SL Green (SLG) disclosed details of its recent large lease with Viacom on an earnings call yesterday, including that the media company will pay rents in the $50s per square foot for its 16 year renewal and expansion deal.
As The Commercial Observer first reported earlier this week, Viacom signed one of the city’s largest ever leases at 1515 Broadway to hold onto the 1.3 million square feet it currently occupies there and expand, beginning after 2020, into the building’s full 1.6 million square feet of office space.
Marc Holliday, SL Green’s chief executive officer, stated that the company’s lease would pick up in 2015 at the same rate it currently pays and escalate in $5-per-square-foot increments every five years after that. Though SL Green executives didn’t specifically disclose what Viacom would pay in the deal, an analyst on the call surmised from the data the company released that Viacom’s lease equated to a rate in the mid $50s per square feet, a number that SL Green executives didn’t dispute.
Mr. Holliday also stated that SL Green was providing Viacom with $55-per-square-foot in incentives.
“We had been modeling a 10-year renewal in the $35 to $40 range but when the deal went to 15 years we wound up at $55,” Mr. Holliday said. “Which is, in our view, below what it would cost to do a deal with a replacement tenant.”
The incentive package, which appears to be below what other landlords are offering in concessions, takes into account that “Viacom can utilize the in-place infrastructure” in the building Mr. Holliday explained.
Andrew Mathias, SL Green’s president, said that the company hopes to also increase cash flow at the property, which now equals about $78 million a year, by leasing retail space that is set to roll.

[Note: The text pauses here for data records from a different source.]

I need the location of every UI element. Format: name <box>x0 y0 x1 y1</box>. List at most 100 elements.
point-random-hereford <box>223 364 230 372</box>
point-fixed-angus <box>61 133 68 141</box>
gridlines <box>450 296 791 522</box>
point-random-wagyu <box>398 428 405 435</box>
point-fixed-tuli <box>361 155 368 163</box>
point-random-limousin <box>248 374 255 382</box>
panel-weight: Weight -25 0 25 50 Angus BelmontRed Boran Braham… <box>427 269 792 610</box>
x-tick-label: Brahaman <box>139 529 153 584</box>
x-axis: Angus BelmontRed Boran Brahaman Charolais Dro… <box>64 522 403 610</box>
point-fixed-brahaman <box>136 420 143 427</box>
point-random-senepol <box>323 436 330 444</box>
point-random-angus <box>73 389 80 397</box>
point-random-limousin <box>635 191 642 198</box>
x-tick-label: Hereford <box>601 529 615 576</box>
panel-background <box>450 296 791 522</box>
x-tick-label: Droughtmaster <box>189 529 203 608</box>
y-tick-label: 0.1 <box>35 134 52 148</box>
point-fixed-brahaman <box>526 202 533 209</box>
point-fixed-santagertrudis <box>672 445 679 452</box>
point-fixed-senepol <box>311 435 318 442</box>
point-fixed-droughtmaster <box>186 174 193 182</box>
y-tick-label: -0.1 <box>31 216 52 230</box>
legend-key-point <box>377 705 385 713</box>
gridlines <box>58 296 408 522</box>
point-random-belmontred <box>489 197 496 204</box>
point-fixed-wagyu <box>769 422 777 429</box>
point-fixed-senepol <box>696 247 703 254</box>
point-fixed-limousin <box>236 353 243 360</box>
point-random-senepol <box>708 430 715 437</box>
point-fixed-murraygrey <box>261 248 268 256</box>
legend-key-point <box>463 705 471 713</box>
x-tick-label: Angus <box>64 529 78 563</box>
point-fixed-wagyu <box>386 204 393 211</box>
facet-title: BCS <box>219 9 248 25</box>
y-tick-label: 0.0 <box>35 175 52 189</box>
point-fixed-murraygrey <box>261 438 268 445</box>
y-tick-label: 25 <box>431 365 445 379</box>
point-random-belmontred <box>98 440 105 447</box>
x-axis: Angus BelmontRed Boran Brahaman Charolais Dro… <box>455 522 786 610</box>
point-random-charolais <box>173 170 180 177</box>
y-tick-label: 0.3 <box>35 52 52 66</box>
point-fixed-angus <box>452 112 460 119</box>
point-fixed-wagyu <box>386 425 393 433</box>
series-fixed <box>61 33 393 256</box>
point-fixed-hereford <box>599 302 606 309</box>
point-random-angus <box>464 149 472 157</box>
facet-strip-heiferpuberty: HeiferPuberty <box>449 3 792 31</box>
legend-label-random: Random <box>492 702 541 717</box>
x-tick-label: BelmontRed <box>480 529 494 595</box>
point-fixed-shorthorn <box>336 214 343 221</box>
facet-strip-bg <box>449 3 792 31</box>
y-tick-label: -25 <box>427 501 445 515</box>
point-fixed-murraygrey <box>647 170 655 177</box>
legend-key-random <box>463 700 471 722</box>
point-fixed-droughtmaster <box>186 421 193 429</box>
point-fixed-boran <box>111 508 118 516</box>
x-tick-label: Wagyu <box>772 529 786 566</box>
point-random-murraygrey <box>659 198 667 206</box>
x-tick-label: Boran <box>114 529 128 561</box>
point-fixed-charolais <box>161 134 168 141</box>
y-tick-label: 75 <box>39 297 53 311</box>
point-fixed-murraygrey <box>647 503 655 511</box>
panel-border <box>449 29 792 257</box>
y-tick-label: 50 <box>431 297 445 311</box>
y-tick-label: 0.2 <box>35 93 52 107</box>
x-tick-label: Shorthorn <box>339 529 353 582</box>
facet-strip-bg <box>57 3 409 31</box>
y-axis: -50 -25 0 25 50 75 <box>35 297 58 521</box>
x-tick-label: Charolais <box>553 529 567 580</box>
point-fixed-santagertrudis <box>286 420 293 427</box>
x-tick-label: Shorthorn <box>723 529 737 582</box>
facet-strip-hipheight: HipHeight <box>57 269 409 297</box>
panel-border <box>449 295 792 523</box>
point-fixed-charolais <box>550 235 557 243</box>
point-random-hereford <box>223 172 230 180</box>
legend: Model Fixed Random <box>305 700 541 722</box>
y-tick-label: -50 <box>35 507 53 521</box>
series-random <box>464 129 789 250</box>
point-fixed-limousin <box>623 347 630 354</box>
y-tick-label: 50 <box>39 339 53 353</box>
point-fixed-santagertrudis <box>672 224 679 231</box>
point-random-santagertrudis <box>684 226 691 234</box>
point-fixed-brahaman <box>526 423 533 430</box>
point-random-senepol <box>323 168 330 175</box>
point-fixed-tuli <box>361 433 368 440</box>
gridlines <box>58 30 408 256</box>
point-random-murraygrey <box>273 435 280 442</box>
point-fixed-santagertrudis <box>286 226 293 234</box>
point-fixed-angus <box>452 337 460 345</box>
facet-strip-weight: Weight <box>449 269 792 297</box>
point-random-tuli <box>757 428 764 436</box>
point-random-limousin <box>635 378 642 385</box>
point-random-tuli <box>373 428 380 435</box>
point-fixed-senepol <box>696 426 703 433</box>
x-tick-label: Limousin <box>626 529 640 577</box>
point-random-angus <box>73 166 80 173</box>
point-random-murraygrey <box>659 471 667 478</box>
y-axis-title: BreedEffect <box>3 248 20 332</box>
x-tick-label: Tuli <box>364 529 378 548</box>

Viacom’s plans to brand 1515 Broadway in a bigger way were also revealed. SL Green executives said the company’s big renewal and expansion deal gave the media giant fifty percent air time on large LED video screens at the property. Viacom will also be able to install prominent signage on a sixth floor setback, which overlooks Times Square. The 54-story building’s distinct crown will also be lit in blue light, Viacom’s corporate color.
“Viacom really wants to make more of a branding statement for themselves,” Steve Durels, SL Green’s director of leasing, told The Commercial Observer in a conversation after the earnings call. “They’re going to share the big LED screens installed above the entrance doors, they’re going to put a very large signature on the sixth floor setback roof, it’s all going to be very impressive. They’re one of the world’s great companies and they are going to put their fingerprint on the property.”